[PATCH v2] vfs: add RWF_NOAPPEND flag for pwritev2

From: Rich Felker
Date: Mon Aug 31 2020 - 11:32:40 EST


The pwrite function, originally defined by POSIX (thus the "p"), is
defined to ignore O_APPEND and write at the offset passed as its
argument. However, historically Linux honored O_APPEND if set and
ignored the offset. This cannot be changed due to stability policy,
but is documented in the man page as a bug.

Now that there's a pwritev2 syscall providing a superset of the pwrite
functionality that has a flags argument, the conforming behavior can
be offered to userspace via a new flag. Since pwritev2 checks flag
validity (in kiocb_set_rw_flags) and reports unknown ones with
EOPNOTSUPP, callers will not get wrong behavior on old kernels that
don't support the new flag; the error is reported and the caller can
decide how to handle it.

Signed-off-by: Rich Felker <dalias@xxxxxxxx>
---

Changes in v2: I've added a check to ensure that RWF_NOAPPEND does not
override O_APPEND for S_APPEND (chattr +a) inodes, and fixed conflicts
with 1752f0adea98ef85, which optimized kiocb_set_rw_flags to work with
a local copy of flags. Unfortunately the same optimization does not
work for RWF_NOAPPEND since it needs to remove flags from the original
set at function entry.

If desired, I could further change this so that kiocb_flags is
initialized to ki->ki_flags, with assignment-back in place of |= at
the end of the function.
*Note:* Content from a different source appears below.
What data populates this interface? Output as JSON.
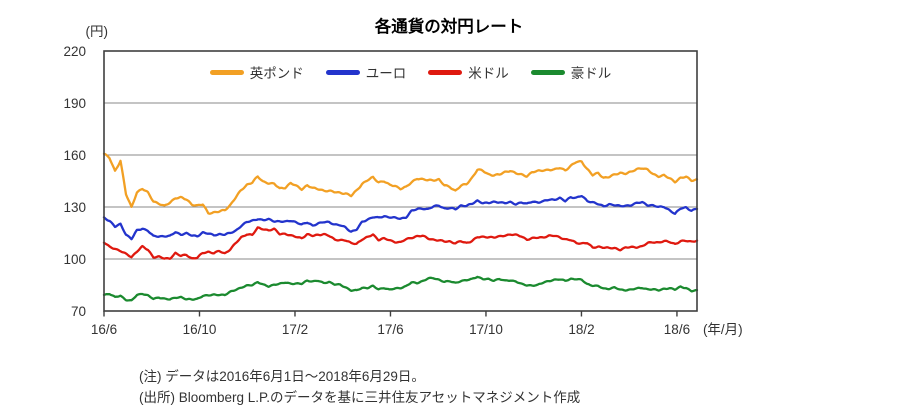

This would allow the same local variable
pattern in the RWF_NOAPPEND code path, which might be more elegant,
but I'm not sure if the emitted code would improve or get worse.


include/linux/fs.h | 7 +++++++
include/uapi/linux/fs.h | 5 ++++-
2 files changed, 11 insertions(+), 1 deletion(-)

diff --git a/include/linux/fs.h b/include/linux/fs.h
index 7519ae003a08..924e17ac8e7e 100644
--- a/include/linux/fs.h
+++ b/include/linux/fs.h
@@ -3321,6 +3321,8 @@ static inline int kiocb_set_rw_flags(struct kiocb *ki, rwf_t flags)
return 0;
if (unlikely(flags & ~RWF_SUPPORTED))
return -EOPNOTSUPP;
+ if (unlikely((flags & RWF_APPEND) && (flags & RWF_NOAPPEND)))
+ return -EINVAL;

if (flags & RWF_NOWAIT) {
if (!(ki->ki_filp->f_mode & FMODE_NOWAIT))
@@ -3335,6 +3337,11 @@ static inline int kiocb_set_rw_flags(struct kiocb *ki, rwf_t flags)
kiocb_flags |= (IOCB_DSYNC | IOCB_SYNC);
if (flags & RWF_APPEND)
kiocb_flags |= IOCB_APPEND;
+ if ((flags & RWF_NOAPPEND) && (ki->ki_flags & IOCB_APPEND)) {
+ if (IS_APPEND(file_inode(ki->ki_filp)))
+ return -EPERM;
+ ki->ki_flags &= ~IOCB_APPEND;
+ }

ki->ki_flags |= kiocb_flags;
return 0;
diff --git a/include/uapi/linux/fs.h b/include/uapi/linux/fs.h
index f44eb0a04afd..d5e54e0742cf 100644
--- a/include/uapi/linux/fs.h
+++ b/include/uapi/linux/fs.h
@@ -300,8 +300,11 @@ typedef int __bitwise __kernel_rwf_t;
/* per-IO O_APPEND */
#define RWF_APPEND ((__force __kernel_rwf_t)0x00000010)

+/* per-IO negation of O_APPEND */
+#define RWF_NOAPPEND ((__force __kernel_rwf_t)0x00000020)
+
/* mask of flags supported by the kernel */
#define RWF_SUPPORTED (RWF_HIPRI | RWF_DSYNC | RWF_SYNC | RWF_NOWAIT |\
- RWF_APPEND)
+ RWF_APPEND | RWF_NOAPPEND)

#endif /* _UAPI_LINUX_FS_H */
--
2.21.0